By Rick Elton, Managing Director of Sheshunoff & Co., Investment Banking

A volatile 1st quarter of 2022 came to a disappointing end, with major stock indexes suffering their worst performance in two years with other markets recording some of the most extreme moves on record. Inflation has surged to its highest level in 40 years, Russia’s invasion of Ukraine has rattled already stretched supply chains, and the Federal Reserve has embarked on a rate-increase plan whose pace has been challenging to estimate by investors.

Commodities finished out their best quarter in more than 30 years after Russia’s invasion of Ukraine supercharged the rally in markets from oil to wheat and nickel. The sharp run-up in commodity prices has both investors and economists concerned about inflation jumping even higher than current levels. Wheat has gained 31% this year to trade at its highest level since 2010, while core has added 26%, with a number of the metals also hitting new highs.

U.S. oil futures reached levels over $120 a barrel in early March, a level that flashed a warning for many economists, falling since then to a little over $100 a barrel at quarters end, but still recording the biggest quarterly gain since 2008. Economists worry that the increase in oil will dampen economic growth while also adding to inflationary pressures. The rally in oil prices has propelled gasoline prices to record levels, pinching consumers at the pump.

Adding to the uncertainty during the first quarter was the Fed’s plan to raise interest rates aggressively during 2022 to fight inflation. In doing so, the Fed removed a wave of stimulus that had driven stocks to dozens of record closes over the past two years and was a catalyst for investors to rush into some of the most speculative investments in the market.

Yields on short to medium term treasuries have logged their biggest quarterly gains in decades, with the two-year yield rising the most since 1984 and the five-year yield the most since 1987. The yield on the 10-year treasury ended the quarter at 2.324%, up from 1.496% at year-end 2021 and the record low of 0.501% early in the pandemic when many thought it would be years before the Fed once again raised rates.

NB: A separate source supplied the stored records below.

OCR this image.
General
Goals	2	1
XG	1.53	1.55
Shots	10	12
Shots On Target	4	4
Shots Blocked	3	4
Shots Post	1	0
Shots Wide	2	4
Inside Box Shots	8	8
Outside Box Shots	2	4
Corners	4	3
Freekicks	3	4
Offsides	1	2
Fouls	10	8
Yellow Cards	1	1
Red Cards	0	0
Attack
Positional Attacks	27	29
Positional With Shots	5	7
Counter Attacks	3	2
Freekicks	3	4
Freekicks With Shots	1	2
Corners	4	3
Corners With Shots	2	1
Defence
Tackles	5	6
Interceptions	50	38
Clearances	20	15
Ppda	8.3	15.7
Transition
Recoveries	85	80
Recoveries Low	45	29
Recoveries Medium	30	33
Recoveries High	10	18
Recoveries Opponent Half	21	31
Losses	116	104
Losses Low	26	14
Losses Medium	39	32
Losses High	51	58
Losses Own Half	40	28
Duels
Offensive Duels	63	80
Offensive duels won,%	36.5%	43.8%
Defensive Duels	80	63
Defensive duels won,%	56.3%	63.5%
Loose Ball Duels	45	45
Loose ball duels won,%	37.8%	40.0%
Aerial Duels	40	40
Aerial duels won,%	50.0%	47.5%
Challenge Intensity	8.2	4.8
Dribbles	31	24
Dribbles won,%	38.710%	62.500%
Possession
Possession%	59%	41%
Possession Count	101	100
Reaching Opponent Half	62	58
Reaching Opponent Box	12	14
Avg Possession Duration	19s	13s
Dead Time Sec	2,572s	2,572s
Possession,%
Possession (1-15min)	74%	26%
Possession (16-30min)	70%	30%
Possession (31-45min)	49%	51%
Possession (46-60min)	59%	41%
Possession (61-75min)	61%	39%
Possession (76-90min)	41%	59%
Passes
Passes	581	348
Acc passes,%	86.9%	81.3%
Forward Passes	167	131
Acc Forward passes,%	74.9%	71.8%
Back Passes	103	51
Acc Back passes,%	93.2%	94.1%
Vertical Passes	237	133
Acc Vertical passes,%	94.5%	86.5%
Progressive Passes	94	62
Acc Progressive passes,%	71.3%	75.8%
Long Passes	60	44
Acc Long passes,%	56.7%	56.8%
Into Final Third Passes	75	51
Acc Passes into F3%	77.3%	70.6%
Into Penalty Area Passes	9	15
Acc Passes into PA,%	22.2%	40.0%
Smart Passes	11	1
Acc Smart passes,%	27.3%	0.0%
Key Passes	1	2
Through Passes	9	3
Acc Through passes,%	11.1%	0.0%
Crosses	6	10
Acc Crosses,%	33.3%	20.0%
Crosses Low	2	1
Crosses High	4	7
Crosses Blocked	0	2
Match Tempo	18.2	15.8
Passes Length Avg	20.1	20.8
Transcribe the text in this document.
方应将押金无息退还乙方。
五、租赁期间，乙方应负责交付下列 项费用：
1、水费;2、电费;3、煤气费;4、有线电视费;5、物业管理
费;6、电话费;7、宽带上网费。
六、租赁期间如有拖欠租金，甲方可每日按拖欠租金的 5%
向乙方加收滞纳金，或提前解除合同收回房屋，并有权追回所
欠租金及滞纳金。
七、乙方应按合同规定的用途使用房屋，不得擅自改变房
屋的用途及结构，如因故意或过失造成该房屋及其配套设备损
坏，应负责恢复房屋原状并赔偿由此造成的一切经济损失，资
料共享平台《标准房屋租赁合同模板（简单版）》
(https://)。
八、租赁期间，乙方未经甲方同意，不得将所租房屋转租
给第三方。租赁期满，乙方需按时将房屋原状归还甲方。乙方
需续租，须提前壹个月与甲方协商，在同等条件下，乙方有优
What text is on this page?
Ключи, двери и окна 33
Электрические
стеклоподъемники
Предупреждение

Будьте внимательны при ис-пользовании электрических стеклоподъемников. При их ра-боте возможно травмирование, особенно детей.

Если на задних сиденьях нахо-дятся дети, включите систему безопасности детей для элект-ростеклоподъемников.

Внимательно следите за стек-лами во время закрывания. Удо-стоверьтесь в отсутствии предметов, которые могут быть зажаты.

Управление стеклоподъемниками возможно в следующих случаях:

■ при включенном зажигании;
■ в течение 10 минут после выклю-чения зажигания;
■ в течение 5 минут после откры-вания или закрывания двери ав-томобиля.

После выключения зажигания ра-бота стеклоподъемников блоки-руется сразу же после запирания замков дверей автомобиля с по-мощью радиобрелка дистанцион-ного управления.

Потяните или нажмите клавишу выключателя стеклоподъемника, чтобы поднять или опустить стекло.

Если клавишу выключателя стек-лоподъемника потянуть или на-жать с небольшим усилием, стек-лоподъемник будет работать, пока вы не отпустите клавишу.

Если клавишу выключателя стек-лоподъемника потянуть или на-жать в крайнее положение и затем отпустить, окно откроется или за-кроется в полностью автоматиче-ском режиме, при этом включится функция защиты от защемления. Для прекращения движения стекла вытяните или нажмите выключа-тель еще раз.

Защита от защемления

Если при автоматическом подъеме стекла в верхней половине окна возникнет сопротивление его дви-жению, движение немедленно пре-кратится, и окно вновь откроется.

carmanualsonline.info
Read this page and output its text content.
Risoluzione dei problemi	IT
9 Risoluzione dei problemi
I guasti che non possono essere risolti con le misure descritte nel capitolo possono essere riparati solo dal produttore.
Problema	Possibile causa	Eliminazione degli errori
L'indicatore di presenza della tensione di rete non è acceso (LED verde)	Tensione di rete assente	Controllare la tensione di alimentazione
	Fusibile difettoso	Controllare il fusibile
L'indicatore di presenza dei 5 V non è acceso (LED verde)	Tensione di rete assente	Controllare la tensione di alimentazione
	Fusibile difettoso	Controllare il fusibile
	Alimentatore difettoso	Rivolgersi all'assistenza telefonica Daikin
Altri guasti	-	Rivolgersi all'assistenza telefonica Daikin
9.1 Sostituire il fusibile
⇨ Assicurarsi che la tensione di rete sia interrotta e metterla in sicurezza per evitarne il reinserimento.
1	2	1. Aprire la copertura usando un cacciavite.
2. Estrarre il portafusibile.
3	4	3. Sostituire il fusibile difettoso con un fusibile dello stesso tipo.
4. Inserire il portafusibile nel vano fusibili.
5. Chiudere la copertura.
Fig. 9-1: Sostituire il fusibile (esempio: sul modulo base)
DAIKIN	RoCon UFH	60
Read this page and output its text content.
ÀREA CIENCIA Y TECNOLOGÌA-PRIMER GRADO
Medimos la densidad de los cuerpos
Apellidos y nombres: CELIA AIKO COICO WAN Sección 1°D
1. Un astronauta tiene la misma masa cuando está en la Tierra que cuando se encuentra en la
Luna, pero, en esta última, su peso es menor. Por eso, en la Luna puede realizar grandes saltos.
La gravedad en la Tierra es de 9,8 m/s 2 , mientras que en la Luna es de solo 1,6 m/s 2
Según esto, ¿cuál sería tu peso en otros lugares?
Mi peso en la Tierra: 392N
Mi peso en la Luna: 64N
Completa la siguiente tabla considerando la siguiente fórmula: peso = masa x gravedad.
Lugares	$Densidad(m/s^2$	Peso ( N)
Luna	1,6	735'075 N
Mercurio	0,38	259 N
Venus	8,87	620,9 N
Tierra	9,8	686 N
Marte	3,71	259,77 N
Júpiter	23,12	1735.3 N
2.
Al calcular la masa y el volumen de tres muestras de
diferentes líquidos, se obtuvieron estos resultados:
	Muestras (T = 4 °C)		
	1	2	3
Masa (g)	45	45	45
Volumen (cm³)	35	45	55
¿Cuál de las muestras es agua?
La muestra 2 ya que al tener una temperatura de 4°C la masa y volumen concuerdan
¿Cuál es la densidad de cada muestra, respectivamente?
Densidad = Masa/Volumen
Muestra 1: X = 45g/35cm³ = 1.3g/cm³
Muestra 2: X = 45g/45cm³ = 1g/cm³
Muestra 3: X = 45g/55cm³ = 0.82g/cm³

With rates rising, the average rate for a 30-year fixed rate mortgage loans jumped to 4.67% at the end of the quarter, the highest level since December of 2018. At the beginning of 2022 the average rate on the 30-year mortgage loan was at 3.22%, moving higher at a faster pace than most analysts expected. Over time, the higher mortgage rates typically slow home buying activity while also reducing affordability at a time when many lower-income homes are already stretched.

The KBW Nasdaq Bank Index posted a 6.1% decline during the first quarter of 2022 compared with the 1.4% rise in the fourth quarter of 2021. This index is now up by 3.3% over the past year and up by 32.7% over the past three year period. By comparison, smaller banks posted slightly better returns during the first quarter of 2022, with the S&P U.S. SmallCap Bank index decreasing by 3.2% in the quarter with the index being up by 3.3% over the past year while posting a three year rise of 29.1%. The S&P U.S. MidCap Bank index declined by 7.4% during the first quarter of 2022 compared to the increase of 3.5% during the fourth quarter of 2021 leaving it up by 6.4% over the past year and up by 47.0% over the past three years. By comparison, the S&P 500 was down by 5.0% during the first quarter of 2022 leaving it up by 14.0% during the past year. The S&P 500 was up by approximately 60.0% during the past three year period compared to the 32.7% rise for the KBW Nasdaq Bank Index and the 84.0% increase in the technology heavy Nasdaq. The Nasdaq decreased by 9.1% during the first quarter of 2022 and was up by 7.4% over the past year.